On Saturday, December 18, 2021 at 2:31:06 PM UTC-5, IBMMuseum wrote:
As documented by John Elliott at http://www.seasip.info/VintagePC/5271.html
And of course John Elliott did a very nice job with the overview. Speaking as someone who used the 3720 PC, 3270 AT, 3270 PC/G, 3270 AT/G, 3720 PC/GX and 3270 AT/GX, in my opinion only the 3270 AT/GX with the 5379-C01 display is truly "interesting".
The 5378 box is slightly smaller than a 5150/5160 case and about as heavy, the cable between the AT/GX display adapter and the 5378 was almost as big as the 5161 expansion connection cable (might be the same cable, I forget). The 5379-C01 was a Sony
Trinitron, very nice for its day and quite heavy. The 3720 AT/GX Graphics Control Program software set was pretty large (5 diskettes, if my fuzzy memory is firing properly today), the other 3270 PC or AT models had more modest software needs. Using GCP
with a DOS level higher than 3.30 was... challenging.
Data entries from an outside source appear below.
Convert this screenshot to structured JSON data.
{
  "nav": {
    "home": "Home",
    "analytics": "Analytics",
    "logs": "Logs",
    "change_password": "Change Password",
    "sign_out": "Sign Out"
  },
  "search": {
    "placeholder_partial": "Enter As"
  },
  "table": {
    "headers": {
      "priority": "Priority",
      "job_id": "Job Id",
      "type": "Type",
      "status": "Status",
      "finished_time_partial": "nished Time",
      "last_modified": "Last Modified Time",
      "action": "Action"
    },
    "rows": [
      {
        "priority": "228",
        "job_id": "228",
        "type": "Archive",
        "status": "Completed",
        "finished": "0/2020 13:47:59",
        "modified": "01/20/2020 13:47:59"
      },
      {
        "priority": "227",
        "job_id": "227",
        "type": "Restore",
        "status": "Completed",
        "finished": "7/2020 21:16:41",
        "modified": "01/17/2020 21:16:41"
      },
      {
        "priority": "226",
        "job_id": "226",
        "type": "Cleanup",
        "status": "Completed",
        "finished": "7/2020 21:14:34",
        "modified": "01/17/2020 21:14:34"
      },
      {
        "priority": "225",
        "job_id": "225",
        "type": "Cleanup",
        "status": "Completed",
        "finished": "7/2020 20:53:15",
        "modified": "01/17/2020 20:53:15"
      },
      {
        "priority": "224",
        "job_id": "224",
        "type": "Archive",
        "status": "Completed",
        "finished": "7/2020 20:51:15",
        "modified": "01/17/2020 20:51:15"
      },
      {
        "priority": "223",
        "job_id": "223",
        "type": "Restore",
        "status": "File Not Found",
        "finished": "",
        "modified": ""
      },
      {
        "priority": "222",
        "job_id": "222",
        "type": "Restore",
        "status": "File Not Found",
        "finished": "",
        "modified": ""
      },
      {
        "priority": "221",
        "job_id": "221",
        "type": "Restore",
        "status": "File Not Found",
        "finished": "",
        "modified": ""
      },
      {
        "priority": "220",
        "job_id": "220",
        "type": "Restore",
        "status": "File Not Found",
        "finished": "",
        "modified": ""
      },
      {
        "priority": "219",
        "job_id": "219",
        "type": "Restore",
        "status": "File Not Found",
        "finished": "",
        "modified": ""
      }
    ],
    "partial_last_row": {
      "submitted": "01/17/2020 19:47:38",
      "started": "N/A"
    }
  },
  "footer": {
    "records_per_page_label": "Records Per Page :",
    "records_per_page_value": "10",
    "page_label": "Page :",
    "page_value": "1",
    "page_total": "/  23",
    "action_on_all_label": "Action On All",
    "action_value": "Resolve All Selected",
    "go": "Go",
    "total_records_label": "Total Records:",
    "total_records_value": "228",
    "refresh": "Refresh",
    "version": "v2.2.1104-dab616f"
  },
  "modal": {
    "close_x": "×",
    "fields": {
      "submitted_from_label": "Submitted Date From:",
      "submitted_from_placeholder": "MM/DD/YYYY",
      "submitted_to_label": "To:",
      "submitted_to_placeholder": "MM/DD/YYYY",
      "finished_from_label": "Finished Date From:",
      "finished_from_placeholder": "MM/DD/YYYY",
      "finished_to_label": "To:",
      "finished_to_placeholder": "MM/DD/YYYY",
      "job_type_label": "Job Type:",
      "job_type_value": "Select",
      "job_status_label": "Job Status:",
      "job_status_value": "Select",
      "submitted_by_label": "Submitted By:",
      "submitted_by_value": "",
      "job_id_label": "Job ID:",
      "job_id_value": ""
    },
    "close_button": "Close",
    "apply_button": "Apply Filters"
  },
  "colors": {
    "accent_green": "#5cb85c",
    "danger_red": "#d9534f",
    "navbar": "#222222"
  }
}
The "best" way to use the 3270 AT/GX hardware (in my view) was to run MYTE (the IBM internal Migratable Yorktown Terminal Emulator) in the 80x50 (columns/lines) text mode, use one (or more) 3270-B ISA coax adapters (MYTE supported up to four, I think)
and/or a ISA 16/4 Token-Ring adapter for additional terminal sessions. I generally ran 8 terminal sessions on my machine back in the late 80s/early 90s in the Glendale Lab, as I was productive as all get-out. My eventual move to a 8580 running OS/2 and
a 8514/A video adapter was a big step backward from a productivity view.